# An Hour At The Markets



## Alexus (Apr 9, 2003)

I have a few chronos in my collection but have yet to see a Bulova during

my walks around the market streets in Seoul.

That is until this morning when my favorite second hand dealer eagerly thrust this

one in front of me knowing that I am a Bulova enthusiast.

Here I am with Mr Park outside his 'hole in the wall shop' with his glass box of goodies after completing the deal.























































For a watch this old, and in excellent condition I didnt hesitate to jump on it and get it on my wrist.

It is a beauty as you can see.


----------



## NickD (Sep 6, 2007)

Alexus, I always look forward to your, 'an hour at the markets' posts and this is no exception. Great watch and interesting pictures - perhaps a few more 'at point of purchase'* shots in the future?

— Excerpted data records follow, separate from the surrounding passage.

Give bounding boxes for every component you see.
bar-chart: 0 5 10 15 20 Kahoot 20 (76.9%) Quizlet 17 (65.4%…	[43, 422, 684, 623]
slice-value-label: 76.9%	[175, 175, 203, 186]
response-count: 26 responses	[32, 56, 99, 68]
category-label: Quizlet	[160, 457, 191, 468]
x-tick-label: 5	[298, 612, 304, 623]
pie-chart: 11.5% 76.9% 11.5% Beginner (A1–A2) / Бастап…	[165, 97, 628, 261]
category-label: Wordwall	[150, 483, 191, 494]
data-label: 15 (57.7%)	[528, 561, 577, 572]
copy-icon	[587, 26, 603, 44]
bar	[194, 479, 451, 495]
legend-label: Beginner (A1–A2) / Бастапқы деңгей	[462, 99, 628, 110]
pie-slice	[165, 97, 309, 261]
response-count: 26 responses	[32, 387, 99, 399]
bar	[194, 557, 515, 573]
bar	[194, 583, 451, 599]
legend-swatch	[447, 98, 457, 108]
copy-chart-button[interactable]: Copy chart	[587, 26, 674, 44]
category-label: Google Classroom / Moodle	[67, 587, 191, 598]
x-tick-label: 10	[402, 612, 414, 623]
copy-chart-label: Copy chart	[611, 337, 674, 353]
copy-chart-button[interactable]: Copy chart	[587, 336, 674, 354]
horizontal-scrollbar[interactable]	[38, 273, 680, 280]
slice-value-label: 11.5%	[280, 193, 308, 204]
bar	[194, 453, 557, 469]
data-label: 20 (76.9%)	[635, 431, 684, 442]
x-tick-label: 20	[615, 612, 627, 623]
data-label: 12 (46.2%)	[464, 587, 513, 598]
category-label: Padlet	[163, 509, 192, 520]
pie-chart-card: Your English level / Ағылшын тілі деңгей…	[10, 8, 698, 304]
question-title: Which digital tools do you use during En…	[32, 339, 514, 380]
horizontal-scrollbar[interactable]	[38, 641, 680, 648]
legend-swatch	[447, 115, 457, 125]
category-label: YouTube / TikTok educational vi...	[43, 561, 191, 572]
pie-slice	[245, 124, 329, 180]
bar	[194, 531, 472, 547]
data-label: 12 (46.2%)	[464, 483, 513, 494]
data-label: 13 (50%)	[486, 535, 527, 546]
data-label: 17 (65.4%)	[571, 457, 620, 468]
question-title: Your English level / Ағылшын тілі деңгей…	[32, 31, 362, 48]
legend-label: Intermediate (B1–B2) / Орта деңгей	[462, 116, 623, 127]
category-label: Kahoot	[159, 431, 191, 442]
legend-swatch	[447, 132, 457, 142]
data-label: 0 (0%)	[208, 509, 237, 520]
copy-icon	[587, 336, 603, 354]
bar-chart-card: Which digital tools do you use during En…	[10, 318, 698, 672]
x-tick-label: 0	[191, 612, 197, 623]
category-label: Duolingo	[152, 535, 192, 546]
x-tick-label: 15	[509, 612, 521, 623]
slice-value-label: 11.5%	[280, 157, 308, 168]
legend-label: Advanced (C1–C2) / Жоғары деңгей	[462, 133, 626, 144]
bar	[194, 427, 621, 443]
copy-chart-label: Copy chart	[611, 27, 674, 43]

*pictures of the H Samuels in Bromley High Street can stay in the album


----------



## mel (Dec 6, 2006)

NickD said:


> Alexus, I always look forward to your, 'an hour at the markets' posts and this is no exception. Great watch and interesting pictures - perhaps a few more 'at point of purchase'* shots in the future?
> 
> *
> *pictures of the H Samuels in Bromley High Street can stay in the album*


What, you mena Mr Ratner doesn't want to be on the Watch Forum with you? :lol:

Alexus, you are BAD! really BAD, Mrs Mel won't let me buy a weekend return to your part of the world to buy a watch (or three). Another *VERY* nice bargain I would guess. :yes:

(notice the "Charles Bronson" look Guys! :lol: )


----------



## johnbaz (Jan 30, 2005)

ooooh- what a beaut!!!

love the case shape and the crispness of the dial :thumbsup: :thumbsup:

is the movement made by bulova?..

nice catch there Alex B)

regards, john


----------